Does anyone know anything about the affiliation of the first author, "Fgemm SPA"?

daniel-cussen · on July 9, 2023

Fgemm SpA, coming soon.

amai · on July 8, 2023

See also „Multiplying and Dividing on the 6502“ , which was an early microprocessor without multiplier unit

https://news.ycombinator.com/item?id=31911655

hdhsjsbv · on July 8, 2023

What is the algorithmic complexity (Big O) of this?

And thank you for great submission. I skimmed it and I enjoyed it. But didn’t read the cost function section with much attention.

amelius · on July 8, 2023

Multiplication in binary is just addition of various shifted versions of one of the operands.
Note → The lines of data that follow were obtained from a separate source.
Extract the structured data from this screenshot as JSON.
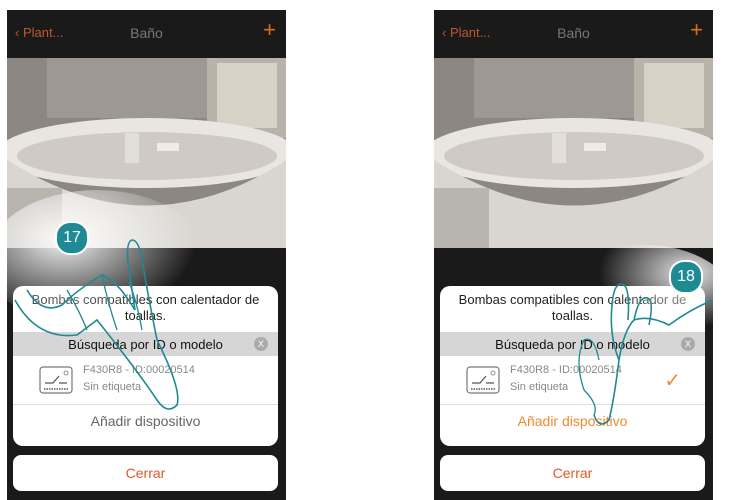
{
  "screens": [
    {
      "header": {
        "back_label": "‹ Plant...",
        "title": "Baño",
        "add_icon": "+"
      },
      "dialog": {
        "title": "Bombas compatibles con calentador de toallas.",
        "search_label": "Búsqueda por ID o modelo",
        "clear_label": "X",
        "device_name": "F430R8 - ID:00020514",
        "device_label": "Sin etiqueta",
        "add_label": "Añadir dispositivo",
        "selected": false
      },
      "close_label": "Cerrar",
      "step": "17"
    },
    {
      "header": {
        "back_label": "‹ Plant...",
        "title": "Baño",
        "add_icon": "+"
      },
      "dialog": {
        "title": "Bombas compatibles con calentador de toallas.",
        "search_label": "Búsqueda por ID o modelo",
        "clear_label": "X",
        "device_name": "F430R8 - ID:00020514",
        "device_label": "Sin etiqueta",
        "add_label": "Añadir dispositivo",
        "selected": true,
        "check_icon": "✓"
      },
      "close_label": "Cerrar",
      "step": "18"
    }
  ],
  "colors": {
    "accent": "#e06a24",
    "step_badge": "#1e8a93",
    "dark_bg": "#1a1a1a"
  }
}
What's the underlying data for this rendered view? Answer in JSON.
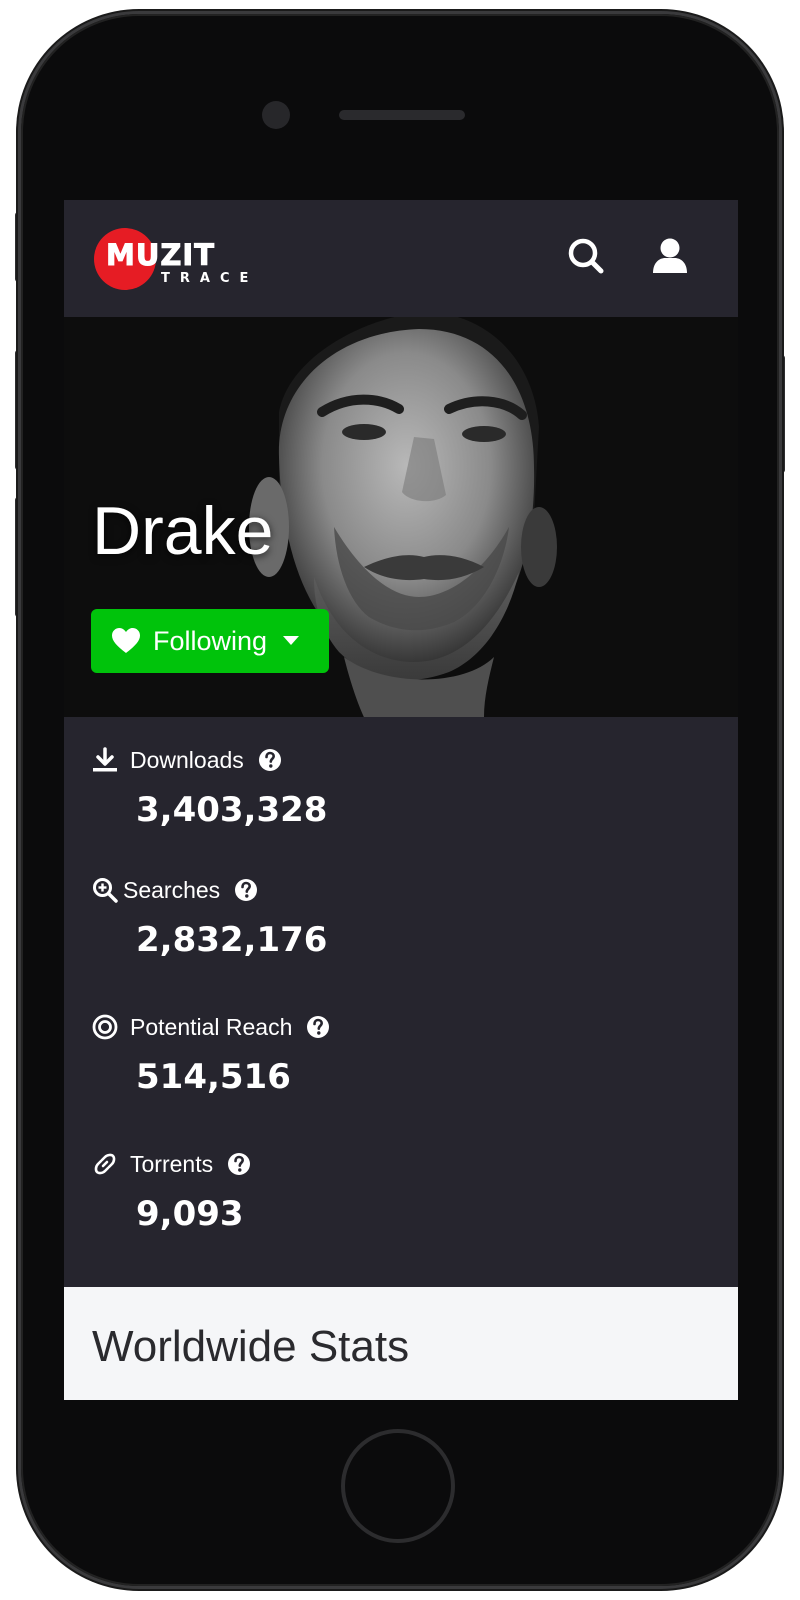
{
  "app": {
    "logo_text": "MUZIT",
    "logo_subtext": "TRACE",
    "brand_color": "#e61c24"
  },
  "navbar": {
    "search_icon": "search-icon",
    "user_icon": "user-icon"
  },
  "artist": {
    "name": "Drake",
    "follow_label": "Following",
    "follow_color": "#00c30b"
  },
  "stats": [
    {
      "icon": "download-icon",
      "label": "Downloads",
      "value": "3,403,328"
    },
    {
      "icon": "search-zoom-icon",
      "label": "Searches",
      "value": "2,832,176"
    },
    {
      "icon": "target-icon",
      "label": "Potential Reach",
      "value": "514,516"
    },
    {
      "icon": "link-icon",
      "label": "Torrents",
      "value": "9,093"
    }
  ],
  "section": {
    "title": "Worldwide Stats"
  }
}
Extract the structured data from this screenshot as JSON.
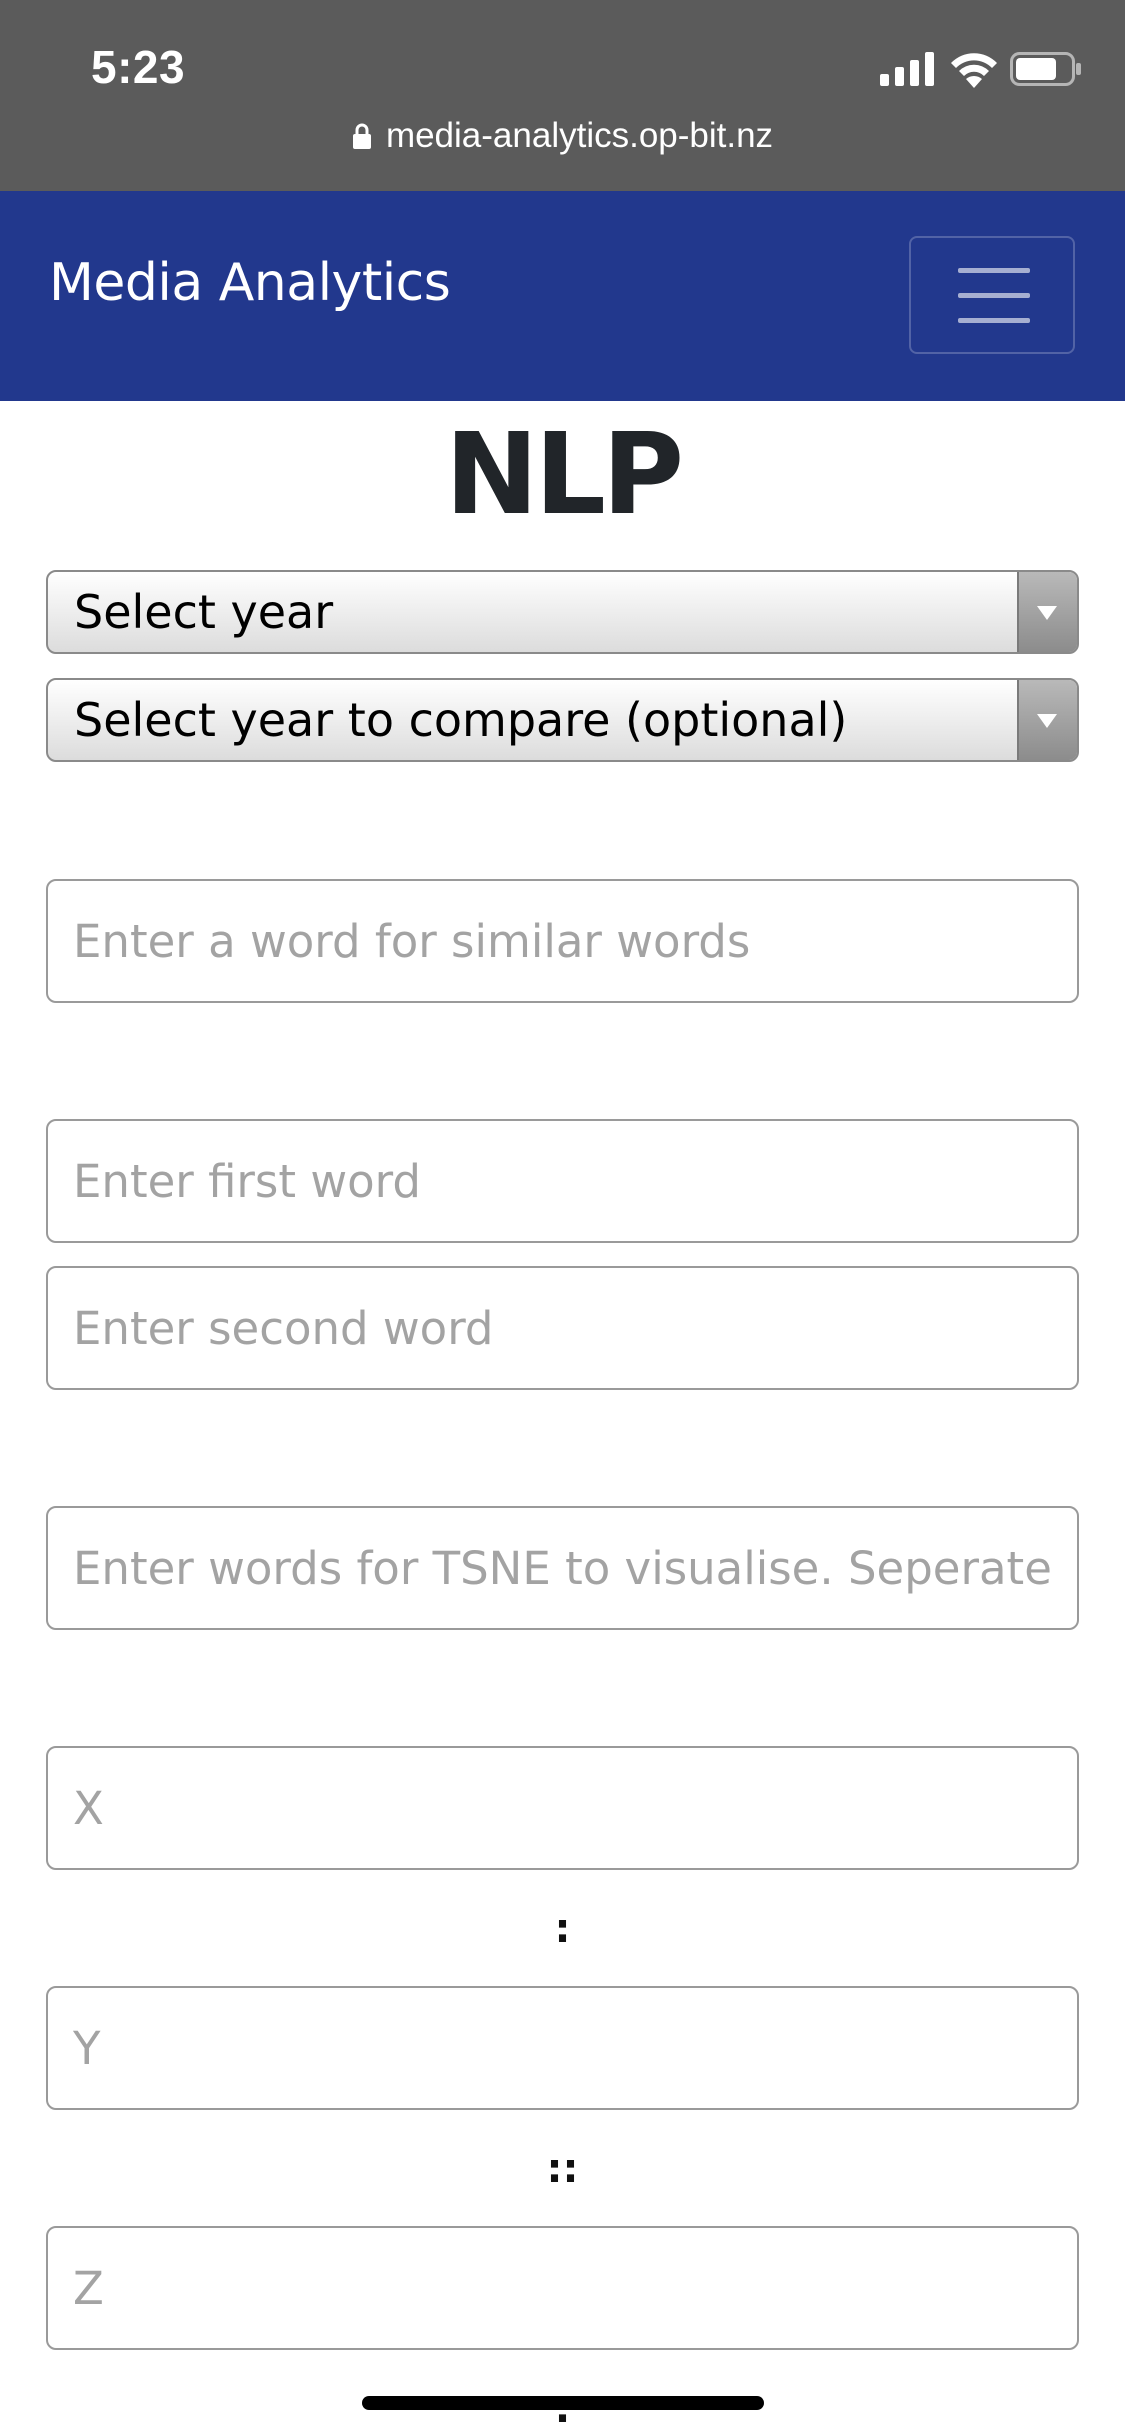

So it should not be surprising that this is possible or perhaps even efficient.

daniel-cussen · on July 8, 2023

One thing I highly recommend is trying it for yourself, just with pen and paper. Think of ten two-digit numbers under 40 for it to work nicely. Just numbers under 40, 1-100 would require like 20 numbers for it to work as well as it does in realistic examples. Write them in one line, then write them sorted on the next line, with lines connecting them to where they were before. Then underneath each number write down the difference between that number n the one before it, this is called taking the first differences. Repeat the sorting followed by taking first differences until you have only two numbers, two being an arbitrary limit. You may then pretend the row and column are the same, so expand with the same vector using the lines drawn, and prefix sum where first difference was performed.

So:

11 39 23 28 31 19 32 05 01 09

sort

01 05 09 11 19 23 28 31 32 39

first differences

1 4 4 2 8 4 5 3 1 7

sort and remove duplicates

1 2 3 4 5 7 8

first differences

1 1 1 1 1 2 1

sort and remove duplicates

1 2

reduction complete

smlacy · on July 8, 2023

Writing 'n' instead of 'and' when discussing mathematics is generally a very bad idea. Your example is a good one, but your use of abbreviations in your writing is horrid.

daniel-cussen · on July 8, 2023

I think you're right in this case. Alright I'll edit if I still can. I don't use any variables anyway in my post.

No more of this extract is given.